Lady Luck and four-leaf clovers
I don’t want to sound like your kindergarten teacher, but for those who are Americans living in Tokyo, Hurricane Katrina’s doings over the last few days served, I hope, as a reminder that you need to have your earthquake kit ready. If the big one comes, the police and fire departments will have their hands full rescuing the elderly and infirm; it would be nice not to pile the able-bodied and unprepared onto their workload. The US Embassy earthquake preparedness guide/checklist is always a good reference.
If you read Japanese, Hitachi will also have a helpful feature on its site up the day after tomorrow:
Residents later this week can find out what their homes would look like after a major earthquake by using a Web site that pinpoints danger spots in the event of a temblor.

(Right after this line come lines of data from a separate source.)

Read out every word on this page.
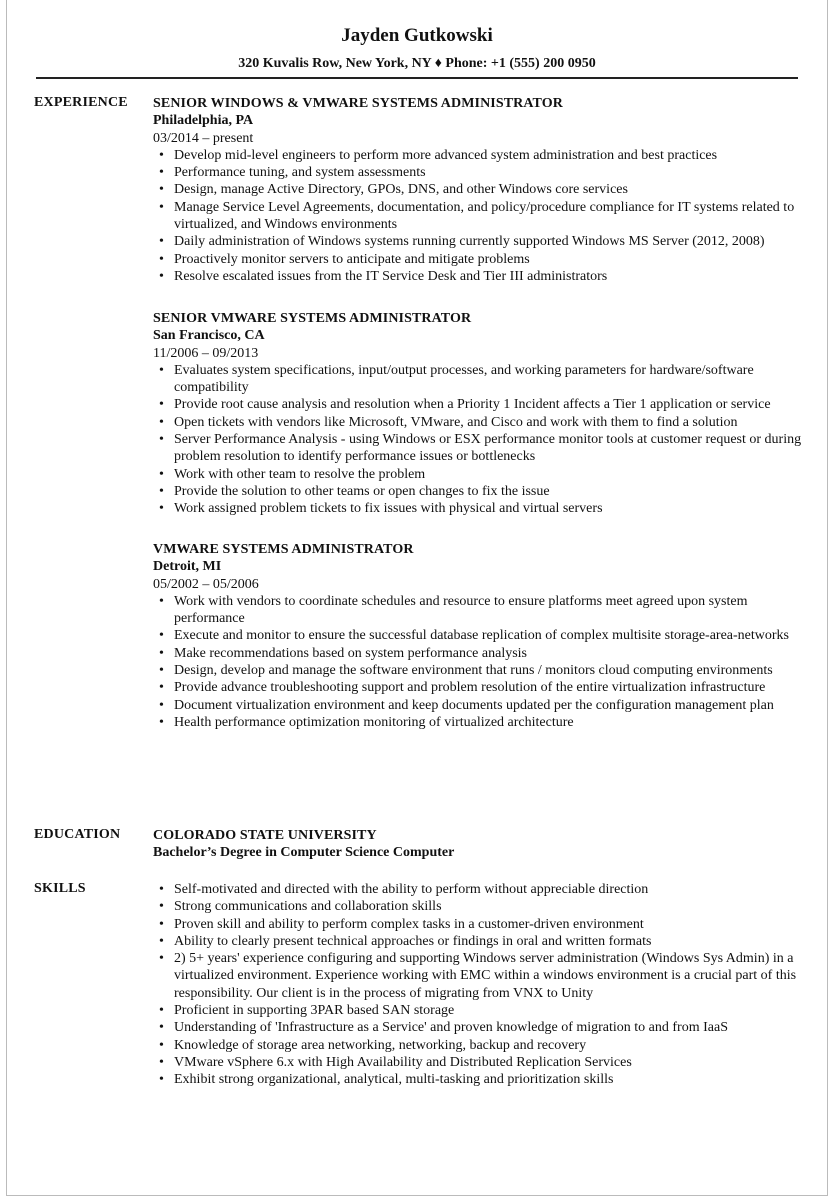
Jayden Gutkowski
320 Kuvalis Row, New York, NY ♦ Phone: +1 (555) 200 0950
EXPERIENCE SENIOR WINDOWS & VMWARE SYSTEMS ADMINISTRATOR
Philadelphia, PA
03/2014 – present
• Develop mid-level engineers to perform more advanced system administration and best practices
• Performance tuning, and system assessments
• Design, manage Active Directory, GPOs, DNS, and other Windows core services
• Manage Service Level Agreements, documentation, and policy/procedure compliance for IT systems related to virtualized, and Windows environments
• Daily administration of Windows systems running currently supported Windows MS Server (2012, 2008)
• Proactively monitor servers to anticipate and mitigate problems
• Resolve escalated issues from the IT Service Desk and Tier III administrators
SENIOR VMWARE SYSTEMS ADMINISTRATOR
San Francisco, CA
11/2006 – 09/2013
• Evaluates system specifications, input/output processes, and working parameters for hardware/software compatibility
• Provide root cause analysis and resolution when a Priority 1 Incident affects a Tier 1 application or service
• Open tickets with vendors like Microsoft, VMware, and Cisco and work with them to find a solution
• Server Performance Analysis - using Windows or ESX performance monitor tools at customer request or during problem resolution to identify performance issues or bottlenecks
• Work with other team to resolve the problem
• Provide the solution to other teams or open changes to fix the issue
• Work assigned problem tickets to fix issues with physical and virtual servers
VMWARE SYSTEMS ADMINISTRATOR
Detroit, MI
05/2002 – 05/2006
• Work with vendors to coordinate schedules and resource to ensure platforms meet agreed upon system performance
• Execute and monitor to ensure the successful database replication of complex multisite storage-area-networks
• Make recommendations based on system performance analysis
• Design, develop and manage the software environment that runs / monitors cloud computing environments
• Provide advance troubleshooting support and problem resolution of the entire virtualization infrastructure
• Document virtualization environment and keep documents updated per the configuration management plan
• Health performance optimization monitoring of virtualized architecture
EDUCATION COLORADO STATE UNIVERSITY
Bachelor’s Degree in Computer Science Computer
SKILLS
•	Self-motivated and directed with the ability to perform without appreciable direction
• Strong communications and collaboration skills
• Proven skill and ability to perform complex tasks in a customer-driven environment
• Ability to clearly present technical approaches or findings in oral and written formats
• 2) 5+ years' experience configuring and supporting Windows server administration (Windows Sys Admin) in a virtualized environment. Experience working with EMC within a windows environment is a crucial part of this responsibility. Our client is in the process of migrating from VNX to Unity
• Proficient in supporting 3PAR based SAN storage
• Understanding of 'Infrastructure as a Service' and proven knowledge of migration to and from IaaS
• Knowledge of storage area networking, networking, backup and recovery
• VMware vSphere 6.x with High Availability and Distributed Replication Services
• Exhibit strong organizational, analytical, multi-tasking and prioritization skills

The system, developed by a group led by Shigeyuki Okada, a professor at Nagoya Institute of Technology and an expert in earthquake disaster management, is designed to give residents ideas about preventive measures, such as rearranging furniture, against temblor-induced damage.
The service will be free.
Residents will simply enter such information as floor plans and sleeping areas, and the program will highlight the danger areas.
The system was tailored for ordinary use by Hitachi East Japan Solutions, a Sendai-based software engineering company.
The start of consultations on Hitachi East’s Web site is scheduled for Sept. 1, the anniversary of the 1923 Great Kanto Earthquake. Earthquake-related drills around the country and reminders about disaster preparedness are expected on that day.
The site will allow you to configure a model of your house based on room layout, furniture placement, and ages of household members. Feed them in, and the site will give you the most obviously vulnerable points in the house. Sounds pretty cool.
I always kept a folding knife, rope, foil emergency blankets, lighters and iodine water purifcation tabs (along with the stuff that takes the iodine taste out) in addition to what they recommend.
I was in SF for the ’89 7.0 quake, and now I have an entire rack of gear down in the basement, including 110 gallons of water, 4 months of food, 40lbs of propane, batteries, etc. And the armaments necessary to protect ’em all, too.
Live and learn…but if you can learn from others first, that’s ideal.
Truth be told, I’ve been a little slack lately. I have pretty much the bare minimum–should rectify that. When you cadge a can of tuna from your earthquake stock every once in a while, it adds up (or subtracts down, as the case may be).
There’s also an elderly lady down the corridor–she may live with her husband, though I’ve never seen him. I’m the only other person on our floor who doesn’t have children, I think, so I’ve kind of assumed that if she needs help before anyone official can come, it’ll fall to me to check up on her. If her supplies were wrecked and we had to share, I’m not so sure she’d enjoy subsisting on Calorie Mate, Nutella, and kidney beans.
Certainly the situation is a great deal more difficult in urban Japan, where finding space in your roku-jo apartment to put 20 kilos of survival gear is a major undertaking, much less the 1/2 ton of it I have in my big-ass ‘murrican basement.
Calorie Mate? Yuck! I brought that stuff on my first trek up Fuji, without taste testing it first. Big mistake.
BTW, do they still have lychee and apple-flavored Fanta?
We’re lucky enough to have an extra room; I’m chary of using it for my earthquake kit, though, because it’s down the hall from the master bedroom/living room/kitchen, which have only one door between them. That’s where I spend 99% of my time, so if I were unable to get to the spare room, I’d be separated from my supplies.
I don’t think anyone buys Calorie Mate for its life-reordering deliciousness. It’s compact and doesn’t need heating, so I keep it around as a supplement to the canned goods and crackers and stuff. Fanta, of course, still comes in all kinds of ghastly flavors. Lychee and apple are still around, to my knowledge. You can also get melon, which (I say this as a honeydew and canteloupe devotee) is super-gross. It’s, like, 20736.